The far more substantial challenge — how to safely incarcerate a former president if he were to be sentenced to prison — has yet to be addressed directly, according to interviews with some of a dozen current and former city, state and federal officials.
That’s at least in part because a drawn-out and hard-fought series of appeals, possibly all the way up to the US Supreme Court, would be almost a certainty. That would most likely delay Trump’s serving any sentence for months, if not longer, said several of the people, who like other experts have suggested that a prison sentence is unlikely.
Merchan, whom Trump has continually attacked as “biased” and “corrupt,” could well decide to sentence Trump to probation rather than prison time.
That would raise the bizarre possibility of the former — and possibly future — commander in chief reporting regularly to a civil servant at the city’s Probation Department.
Trump would have to follow the probation officer’s instructions and answer questions about his work and personal life until the term of probation ended. He would also be barred from associating with disreputable people, and if he committed any additional crimes, he could be jailed immediately.
Incarceration would present a far greater challenge, especially because Trump is the presumptive Republican nominee for president. “Obviously, it’s uncharted territory,” Martin F. Horn, who has worked at the highest levels of New York’s and Pennsylvania’s state prison agencies and served as commissioner of New York City’s correction and probation departments, has said. “Certainly no state prison system has had to deal with this before, and no federal prison has had to either.”
Protecting Trump in a prison environment would involve keeping him separate from other inmates, as well as screening his food and other personal items, officials said. If he were to be imprisoned, a detail of agents would work 24 hours a day, seven days a week, rotating in and out of the facility, several officials said. While firearms are strictly prohibited in prisons, the agents would, most likely, nonetheless be armed.
Former corrections officials said there were several New York state prisons and city jails that have been closed or partly closed, leaving large sections of their facilities empty. One of those buildings could serve to incarcerate the former president and accommodate his Secret Service protective detail.
Anthony Guglielmi, the spokesperson for the Secret Service in Washington, declined in a statement to discuss specific “protective operations.” But he has emphasized that federal law requires Secret Service agents to protect former presidents, adding that they use state-of-the-art technology, intelligence and tactics to do so.
Thomas J. Mailey, a spokesperson for New York state’s prison agency, has said that his department could not speculate about how it would treat someone who has not yet been sentenced, but that it has a system “to assess and provide for individuals’ medical, mental health and security needs.” Frank Dwyer, a spokesperson for the New York City jails agency, recently said only that “the department would find appropriate housing” for the former president.
While each count carries the possibility of up to four years in prison, Merchan would most likely order any sentence to run concurrently, meaning Trump would serve prison time on each of the counts simultaneously.

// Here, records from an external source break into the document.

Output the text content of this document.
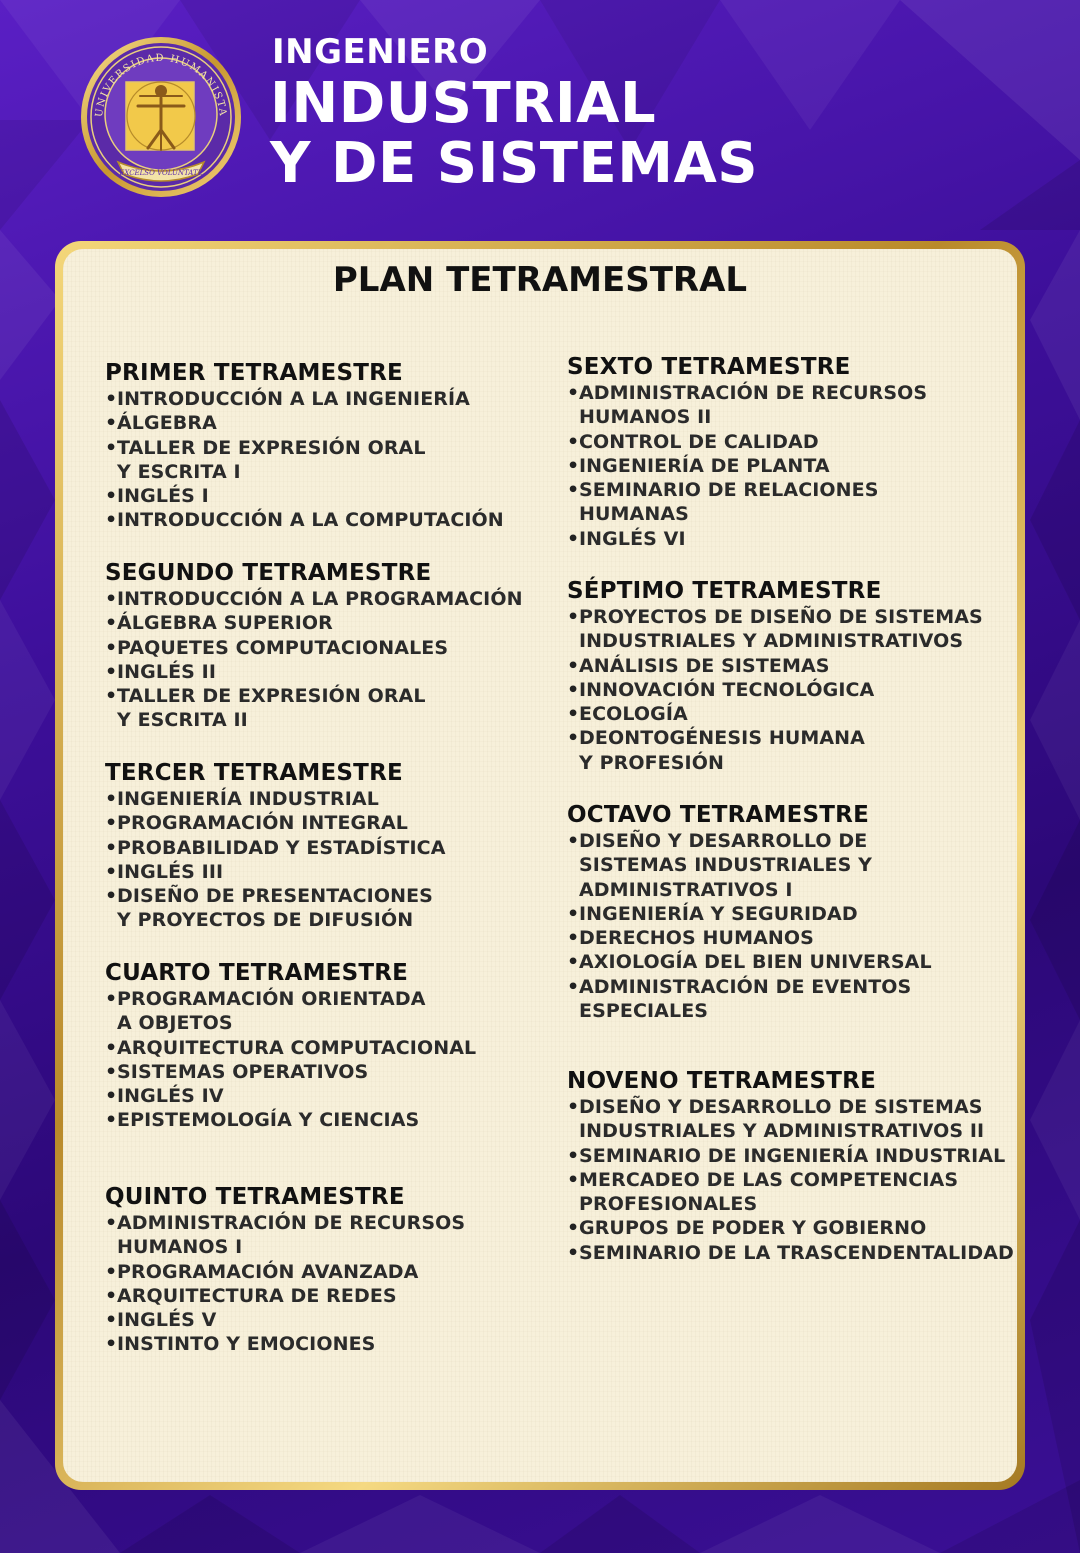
EXCELSO VOLUNTATE
UNIVERSIDAD HUMANISTA
INGENIERO
INDUSTRIAL
Y DE SISTEMAS
PLAN TETRAMESTRAL
PRIMER TETRAMESTRE
• INTRODUCCIÓN A LA INGENIERÍA
• ÁLGEBRA
• TALLER DE EXPRESIÓN ORAL
Y ESCRITA I
• INGLÉS I
• INTRODUCCIÓN A LA COMPUTACIÓN
SEGUNDO TETRAMESTRE
• INTRODUCCIÓN A LA PROGRAMACIÓN
• ÁLGEBRA SUPERIOR
• PAQUETES COMPUTACIONALES
• INGLÉS II
• TALLER DE EXPRESIÓN ORAL
Y ESCRITA II
TERCER TETRAMESTRE
• INGENIERÍA INDUSTRIAL
• PROGRAMACIÓN INTEGRAL
• PROBABILIDAD Y ESTADÍSTICA
• INGLÉS III
• DISEÑO DE PRESENTACIONES
Y PROYECTOS DE DIFUSIÓN
CUARTO TETRAMESTRE
• PROGRAMACIÓN ORIENTADA
A OBJETOS
• ARQUITECTURA COMPUTACIONAL
• SISTEMAS OPERATIVOS
• INGLÉS IV
• EPISTEMOLOGÍA Y CIENCIAS
QUINTO TETRAMESTRE
• ADMINISTRACIÓN DE RECURSOS
HUMANOS I
• PROGRAMACIÓN AVANZADA
• ARQUITECTURA DE REDES
• INGLÉS V
• INSTINTO Y EMOCIONES
SEXTO TETRAMESTRE
• ADMINISTRACIÓN DE RECURSOS
HUMANOS II
• CONTROL DE CALIDAD
• INGENIERÍA DE PLANTA
• SEMINARIO DE RELACIONES
HUMANAS
• INGLÉS VI
SÉPTIMO TETRAMESTRE
• PROYECTOS DE DISEÑO DE SISTEMAS
INDUSTRIALES Y ADMINISTRATIVOS
• ANÁLISIS DE SISTEMAS
• INNOVACIÓN TECNOLÓGICA
• ECOLOGÍA
• DEONTOGÉNESIS HUMANA
Y PROFESIÓN
OCTAVO TETRAMESTRE
• DISEÑO Y DESARROLLO DE
SISTEMAS INDUSTRIALES Y
ADMINISTRATIVOS I
• INGENIERÍA Y SEGURIDAD
• DERECHOS HUMANOS
• AXIOLOGÍA DEL BIEN UNIVERSAL
• ADMINISTRACIÓN DE EVENTOS
ESPECIALES
NOVENO TETRAMESTRE
• DISEÑO Y DESARROLLO DE SISTEMAS
INDUSTRIALES Y ADMINISTRATIVOS II
• SEMINARIO DE INGENIERÍA INDUSTRIAL
• MERCADEO DE LAS COMPETENCIAS
PROFESIONALES
• GRUPOS DE PODER Y GOBIERNO
• SEMINARIO DE LA TRASCENDENTALIDAD
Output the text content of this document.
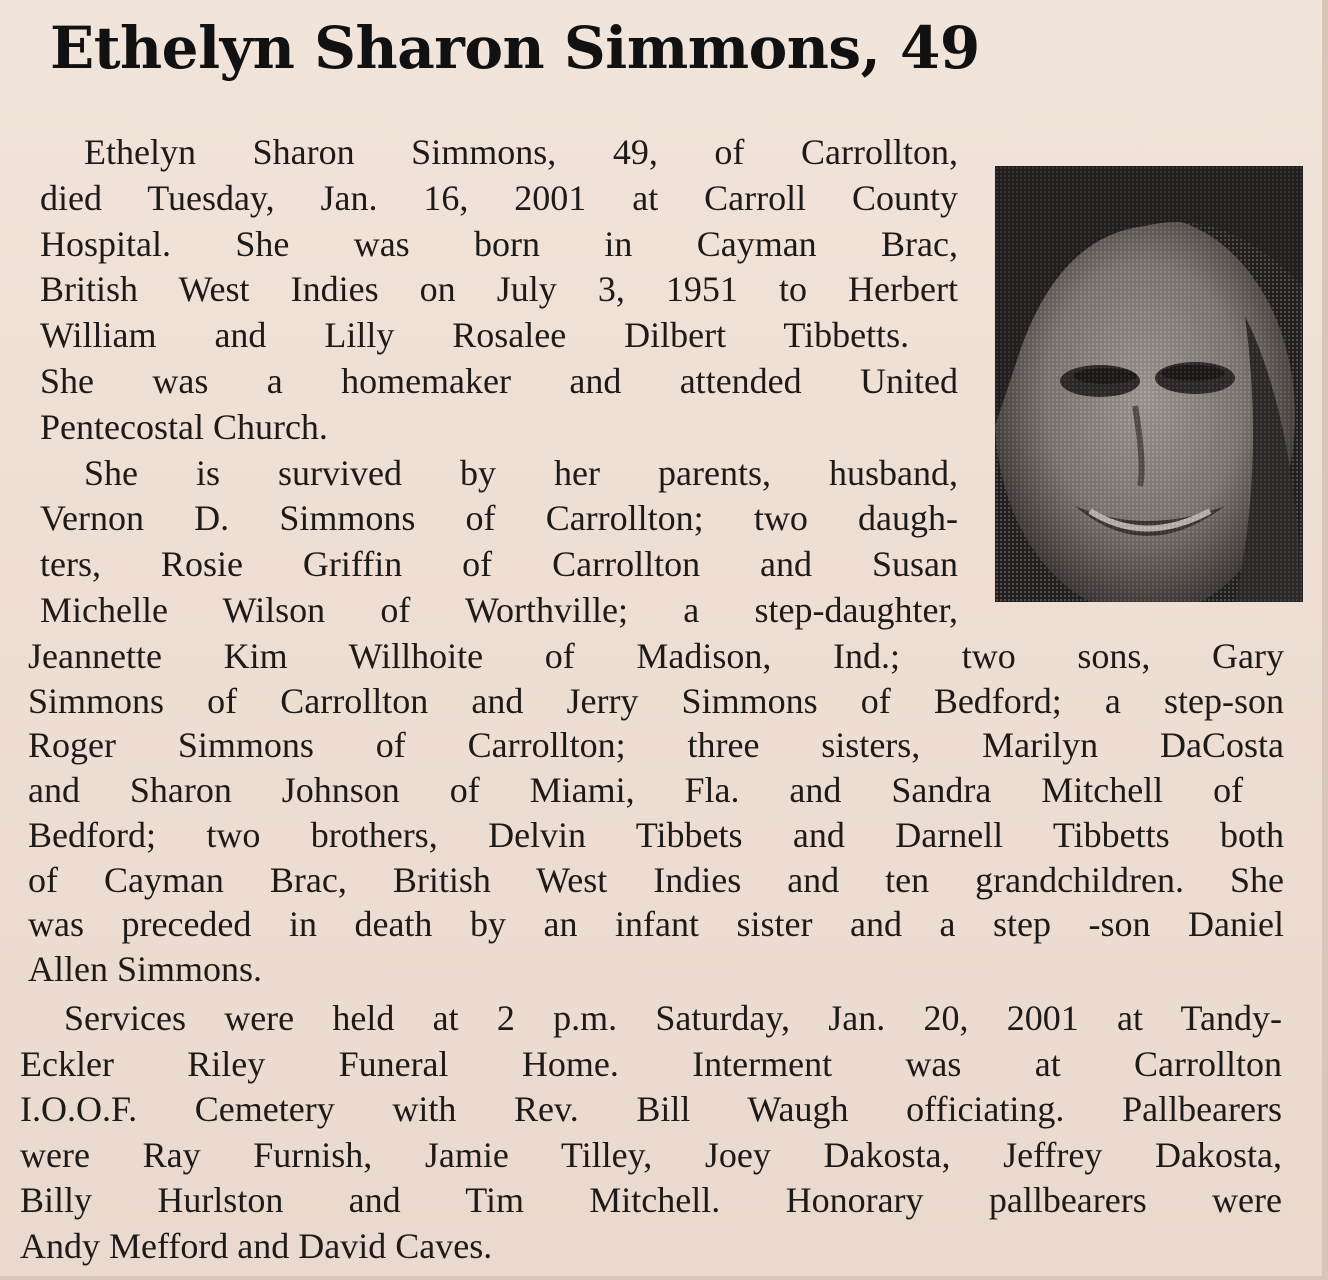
Ethelyn Sharon Simmons, 49
Ethelyn Sharon Simmons, 49, of Carrollton,
died Tuesday, Jan. 16, 2001 at Carroll County
Hospital. She was born in Cayman Brac,
British West Indies on July 3, 1951 to Herbert
William and Lilly Rosalee Dilbert Tibbetts.
She was a homemaker and attended United
Pentecostal Church.
She is survived by her parents, husband,
Vernon D. Simmons of Carrollton; two daugh-
ters, Rosie Griffin of Carrollton and Susan
Michelle Wilson of Worthville; a step-daughter,
Jeannette Kim Willhoite of Madison, Ind.; two sons, Gary
Simmons of Carrollton and Jerry Simmons of Bedford; a step-son
Roger Simmons of Carrollton; three sisters, Marilyn DaCosta
and Sharon Johnson of Miami, Fla. and Sandra Mitchell of
Bedford; two brothers, Delvin Tibbets and Darnell Tibbetts both
of Cayman Brac, British West Indies and ten grandchildren. She
was preceded in death by an infant sister and a step -son Daniel
Allen Simmons.
Services were held at 2 p.m. Saturday, Jan. 20, 2001 at Tandy-
Eckler Riley Funeral Home. Interment was at Carrollton
I.O.O.F. Cemetery with Rev. Bill Waugh officiating. Pallbearers
were Ray Furnish, Jamie Tilley, Joey Dakosta, Jeffrey Dakosta,
Billy Hurlston and Tim Mitchell. Honorary pallbearers were
Andy Mefford and David Caves.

Under normal circumstances, any sentence of one year or less would generally be served on New York City’s notorious Rikers Island, home to the Department of Correction’s seven jails. (That’s where Trump’s former chief financial officer, Allen Weisselberg, 76, is serving his second five-month sentence for perjury.)
Any sentence of more than a year would generally be served in one of the 44 prisons run by New York state’s Department of Corrections and Community Supervision.
And what if Trump is elected president in November and is still serving a sentence of probation or prison when he takes office in January? He could not pardon himself because the prosecution was brought by New York state, not the federal government.